C’était en avril dernier. Abdullah*, 61 ans, rentrait du travail. Sur la route de son petit village à quelques kilomètres de Deraa au Sud de la Syrie, plusieurs militaires l’ordonnent de s’arrêter. «Ils m’ont embarqué. Sans rien me dire», raconte-t-il. S’ensuivent une série de coups, «sur tout le corps», précise-t-il. Après quinze jours passés dans une prison militaire, il est envoyé à l’hôpital. «Ils m’ont dit que j’étais malade. Alors j’ai demandé au médecin. Il a confirmé qu’il fallait m’opérer. Il m’a fait une piqûre. J’ai perdu conscience», ajoute-t-il.
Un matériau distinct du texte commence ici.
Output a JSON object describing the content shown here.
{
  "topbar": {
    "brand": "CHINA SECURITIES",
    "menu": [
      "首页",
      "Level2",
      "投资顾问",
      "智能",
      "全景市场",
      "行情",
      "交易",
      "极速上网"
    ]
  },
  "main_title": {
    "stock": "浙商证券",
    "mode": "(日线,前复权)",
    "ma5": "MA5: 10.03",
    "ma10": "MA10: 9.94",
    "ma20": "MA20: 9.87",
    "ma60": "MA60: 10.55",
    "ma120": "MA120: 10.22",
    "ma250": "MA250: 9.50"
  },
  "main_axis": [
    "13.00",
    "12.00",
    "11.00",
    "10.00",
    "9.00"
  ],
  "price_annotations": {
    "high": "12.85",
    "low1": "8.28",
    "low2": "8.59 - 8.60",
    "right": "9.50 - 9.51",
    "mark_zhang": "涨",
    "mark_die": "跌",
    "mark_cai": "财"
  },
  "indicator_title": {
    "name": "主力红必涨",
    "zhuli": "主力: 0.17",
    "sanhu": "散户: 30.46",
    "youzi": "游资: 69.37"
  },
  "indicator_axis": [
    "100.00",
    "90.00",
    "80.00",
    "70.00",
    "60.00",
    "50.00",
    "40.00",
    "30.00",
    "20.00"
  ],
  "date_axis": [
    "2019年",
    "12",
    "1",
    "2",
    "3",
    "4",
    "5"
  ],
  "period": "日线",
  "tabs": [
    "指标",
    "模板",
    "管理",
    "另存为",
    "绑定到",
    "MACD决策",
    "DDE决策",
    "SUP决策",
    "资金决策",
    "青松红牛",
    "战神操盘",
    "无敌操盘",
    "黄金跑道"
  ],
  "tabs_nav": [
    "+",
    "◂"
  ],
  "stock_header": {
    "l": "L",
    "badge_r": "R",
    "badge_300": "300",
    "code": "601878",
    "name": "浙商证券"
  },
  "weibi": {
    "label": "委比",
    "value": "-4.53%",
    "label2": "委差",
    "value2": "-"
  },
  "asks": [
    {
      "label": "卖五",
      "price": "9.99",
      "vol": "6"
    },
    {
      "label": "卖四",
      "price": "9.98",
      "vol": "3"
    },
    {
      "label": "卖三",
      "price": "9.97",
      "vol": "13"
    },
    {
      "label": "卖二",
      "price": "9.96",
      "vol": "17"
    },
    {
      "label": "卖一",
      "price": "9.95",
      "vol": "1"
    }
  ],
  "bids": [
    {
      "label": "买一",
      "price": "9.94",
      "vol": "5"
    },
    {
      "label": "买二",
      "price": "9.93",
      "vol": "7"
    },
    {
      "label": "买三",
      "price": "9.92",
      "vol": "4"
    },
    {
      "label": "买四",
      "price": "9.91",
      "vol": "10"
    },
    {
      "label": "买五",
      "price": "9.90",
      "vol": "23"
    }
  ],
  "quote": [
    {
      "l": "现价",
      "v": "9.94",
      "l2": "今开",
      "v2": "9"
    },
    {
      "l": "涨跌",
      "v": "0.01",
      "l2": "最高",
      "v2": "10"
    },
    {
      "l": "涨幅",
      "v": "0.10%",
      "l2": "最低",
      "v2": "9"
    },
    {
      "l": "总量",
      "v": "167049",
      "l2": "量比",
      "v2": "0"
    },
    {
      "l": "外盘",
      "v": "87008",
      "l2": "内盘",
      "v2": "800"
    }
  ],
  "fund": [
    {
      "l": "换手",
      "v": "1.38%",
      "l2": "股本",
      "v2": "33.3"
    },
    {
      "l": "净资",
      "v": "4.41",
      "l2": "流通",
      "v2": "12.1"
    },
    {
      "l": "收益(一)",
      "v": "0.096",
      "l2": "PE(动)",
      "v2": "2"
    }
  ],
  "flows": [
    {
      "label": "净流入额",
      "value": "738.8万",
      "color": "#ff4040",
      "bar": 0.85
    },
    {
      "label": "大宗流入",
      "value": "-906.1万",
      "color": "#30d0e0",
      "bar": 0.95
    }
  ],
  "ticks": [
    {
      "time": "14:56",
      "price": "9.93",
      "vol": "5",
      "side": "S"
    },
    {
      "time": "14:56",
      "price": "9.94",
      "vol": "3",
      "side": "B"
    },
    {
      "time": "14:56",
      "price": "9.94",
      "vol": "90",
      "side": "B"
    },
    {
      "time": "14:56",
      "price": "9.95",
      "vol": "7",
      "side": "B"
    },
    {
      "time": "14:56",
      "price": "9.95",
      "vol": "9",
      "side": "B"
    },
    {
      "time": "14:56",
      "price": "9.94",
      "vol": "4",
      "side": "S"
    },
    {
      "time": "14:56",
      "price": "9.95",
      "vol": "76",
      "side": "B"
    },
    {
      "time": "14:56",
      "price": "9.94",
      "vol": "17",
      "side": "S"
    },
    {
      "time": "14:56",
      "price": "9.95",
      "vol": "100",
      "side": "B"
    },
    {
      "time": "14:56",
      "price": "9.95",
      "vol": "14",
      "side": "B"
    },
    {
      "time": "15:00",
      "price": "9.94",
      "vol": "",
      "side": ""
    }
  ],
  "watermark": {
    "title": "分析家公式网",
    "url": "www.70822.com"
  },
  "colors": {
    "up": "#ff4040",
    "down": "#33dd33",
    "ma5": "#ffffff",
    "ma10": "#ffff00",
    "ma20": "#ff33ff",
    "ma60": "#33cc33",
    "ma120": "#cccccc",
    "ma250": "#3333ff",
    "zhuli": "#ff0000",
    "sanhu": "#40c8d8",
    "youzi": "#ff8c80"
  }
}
«Lorsque je me suis réveillé, j’ai senti quelque chose sur le côté de mon bas-ventre. C’était un pansement». «Une fois sorti, après quelques jours de traitement, je suis allé dans un hôpital clandestin, chez un ami qui est docteur. Il m’a dit qu’il n’y avait plus qu’un seul rein dans mon corps».

Fausses amputations

Sa main tremble, son teint est jaune, sa voix chevrotante et son ventre ballonné. A Ramtha, dans le Nord de la Jordanie, où il est réfugié depuis dix jours dans un camp sous protection militaire, Abdullah extériorise difficilement sa rancœur. Il y a certes, «de l’injustice», parfois «de la peur», mais surtout de «la haine». Ce vieil homme, à l’allure de patriarche a fui la Syrie avec son fils et ses cinq petits-enfants, se cachant derrière les arbres ou les rochers, pour éviter d’être repéré par les militaires restés fidèles à Bachar al-Assad. «En apprenant qu’on m’avait enlevé un organe sans raison, ma première réaction a été de partir. Mais mon fils m'en a empêché. On s'est décidé il y a dix jours, lorsqu'on a appris que les militaires avaient comme plan de tuer les enfants».
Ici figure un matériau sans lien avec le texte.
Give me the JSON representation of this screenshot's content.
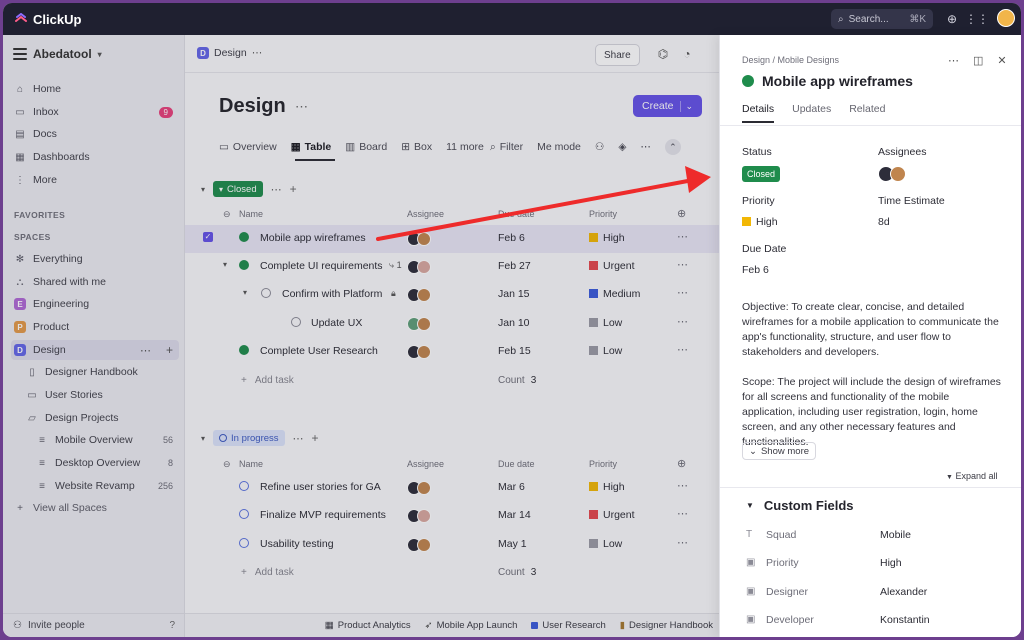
{
  "topbar": {
    "app_name": "ClickUp",
    "search_placeholder": "Search...",
    "search_shortcut": "⌘K"
  },
  "sidebar": {
    "workspace": "Abedatool",
    "nav": [
      {
        "label": "Home",
        "icon": "home-icon"
      },
      {
        "label": "Inbox",
        "icon": "inbox-icon",
        "badge": "9"
      },
      {
        "label": "Docs",
        "icon": "docs-icon"
      },
      {
        "label": "Dashboards",
        "icon": "dashboard-icon"
      },
      {
        "label": "More",
        "icon": "more-icon"
      }
    ],
    "favorites_label": "FAVORITES",
    "spaces_label": "SPACES",
    "spaces": [
      {
        "label": "Everything",
        "icon": "everything-icon"
      },
      {
        "label": "Shared with me",
        "icon": "shared-icon"
      },
      {
        "label": "Engineering",
        "letter": "E",
        "color": "#b069d6"
      },
      {
        "label": "Product",
        "letter": "P",
        "color": "#e39a4a"
      },
      {
        "label": "Design",
        "letter": "D",
        "color": "#6366e8"
      }
    ],
    "design_children": [
      {
        "label": "Designer Handbook"
      },
      {
        "label": "User Stories"
      },
      {
        "label": "Design Projects"
      }
    ],
    "project_children": [
      {
        "label": "Mobile Overview",
        "count": "56"
      },
      {
        "label": "Desktop Overview",
        "count": "8"
      },
      {
        "label": "Website Revamp",
        "count": "256"
      }
    ],
    "view_all": "View all Spaces",
    "invite": "Invite people"
  },
  "main": {
    "breadcrumb": "Design",
    "share": "Share",
    "title": "Design",
    "create": "Create",
    "views": [
      "Overview",
      "Table",
      "Board",
      "Box",
      "11 more"
    ],
    "filter": "Filter",
    "me_mode": "Me mode",
    "columns": {
      "name": "Name",
      "assignee": "Assignee",
      "due": "Due date",
      "priority": "Priority"
    },
    "group_closed": {
      "label": "Closed",
      "tasks": [
        {
          "name": "Mobile app wireframes",
          "due": "Feb 6",
          "priority": "High"
        },
        {
          "name": "Complete UI requirements",
          "due": "Feb 27",
          "priority": "Urgent",
          "subtasks": "1"
        },
        {
          "name": "Confirm with Platform",
          "due": "Jan 15",
          "priority": "Medium"
        },
        {
          "name": "Update UX",
          "due": "Jan 10",
          "priority": "Low"
        },
        {
          "name": "Complete User Research",
          "due": "Feb 15",
          "priority": "Low"
        }
      ],
      "add_task": "Add task",
      "count_label": "Count",
      "count": "3"
    },
    "group_progress": {
      "label": "In progress",
      "tasks": [
        {
          "name": "Refine user stories for GA",
          "due": "Mar 6",
          "priority": "High"
        },
        {
          "name": "Finalize MVP requirements",
          "due": "Mar 14",
          "priority": "Urgent"
        },
        {
          "name": "Usability testing",
          "due": "May 1",
          "priority": "Low"
        }
      ],
      "add_task": "Add task",
      "count_label": "Count",
      "count": "3"
    }
  },
  "bottombar": [
    "Product Analytics",
    "Mobile App Launch",
    "User Research",
    "Designer Handbook"
  ],
  "panel": {
    "breadcrumb": "Design  /  Mobile Designs",
    "title": "Mobile app wireframes",
    "tabs": [
      "Details",
      "Updates",
      "Related"
    ],
    "status_label": "Status",
    "status_value": "Closed",
    "assignees_label": "Assignees",
    "priority_label": "Priority",
    "priority_value": "High",
    "time_label": "Time Estimate",
    "time_value": "8d",
    "due_label": "Due Date",
    "due_value": "Feb 6",
    "objective": "Objective: To create clear, concise, and detailed wireframes for a mobile application to communicate the app's functionality, structure, and user flow to stakeholders and developers.",
    "scope": "Scope: The project will include the design of wireframes for all screens and functionality of the mobile application, including user registration, login, home screen, and any other necessary features and functionalities.",
    "show_more": "Show more",
    "expand_all": "Expand all",
    "custom_fields_title": "Custom Fields",
    "custom_fields": [
      {
        "name": "Squad",
        "value": "Mobile"
      },
      {
        "name": "Priority",
        "value": "High"
      },
      {
        "name": "Designer",
        "value": "Alexander"
      },
      {
        "name": "Developer",
        "value": "Konstantin"
      }
    ]
  },
  "colors": {
    "accent": "#6552e8",
    "closed": "#1f8c4c",
    "annotation_arrow": "#ee2b2b",
    "flag_high": "#f2b705",
    "flag_urgent": "#e5484d",
    "flag_medium": "#3b5bdb",
    "flag_low": "#9a9aa5"
  }
}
Il n’est pas le seul à raconter avoir subi des violences médicales. Fausses amputations, tortures sur les blessés, infections volontairement provoquées… Les témoignages de réfugiés qui ont subi de tels sévices se multiplient à la frontière syrienne. «Parfois, des gens ont été amputés alors qu’ils n’ont reçu qu'une balle dans la main ou dans le pied. Ce n'est pas rare ici de réparer des opérations chirurgicales», alerte le docteur Al-Khwaldeh, neurochirurgien et membre de l’Union des médecins arabes.
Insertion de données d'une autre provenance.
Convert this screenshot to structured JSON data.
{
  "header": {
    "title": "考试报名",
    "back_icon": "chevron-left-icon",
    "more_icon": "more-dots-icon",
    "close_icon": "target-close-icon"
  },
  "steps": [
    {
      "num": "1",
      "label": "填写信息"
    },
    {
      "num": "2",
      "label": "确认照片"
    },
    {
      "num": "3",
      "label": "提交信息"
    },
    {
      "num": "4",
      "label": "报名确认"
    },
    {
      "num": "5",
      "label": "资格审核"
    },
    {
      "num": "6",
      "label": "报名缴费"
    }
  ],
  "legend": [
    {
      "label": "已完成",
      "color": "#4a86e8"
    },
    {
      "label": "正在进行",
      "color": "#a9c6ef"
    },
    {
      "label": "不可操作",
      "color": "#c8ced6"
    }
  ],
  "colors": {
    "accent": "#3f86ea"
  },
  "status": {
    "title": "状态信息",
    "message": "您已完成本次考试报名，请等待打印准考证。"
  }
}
Le régime syrien en vient même à torturer les morts. «Un gars qui avait déserté l’armée a été retrouvé par les militaires. Ils l’ont exécuté. Les soldats de Bachar, pour effrayer les gens, ont coupé sa tête et l’ont mise tout en haut d’un char. Ensuite, ils ont défilé en ville», raconte Abdullah. Il ajoute: «Ce gamin est mort parce qu’il a refusé de tuer sur des civils». Tout comme son beau-fils, dont le corps, six mois après, n’a toujours pas été rendu à la famille. «Si on ne découvre pas de charnier aujourd’hui en bordure des villages syriens, c’est parce que tous les morts sont ramassés par les militaires», avance Abdullah. Selon lui, «les soldats les regroupent dans leurs bases».

* Par peur des représailles, ce réfugié nous a demandé de changer son nom.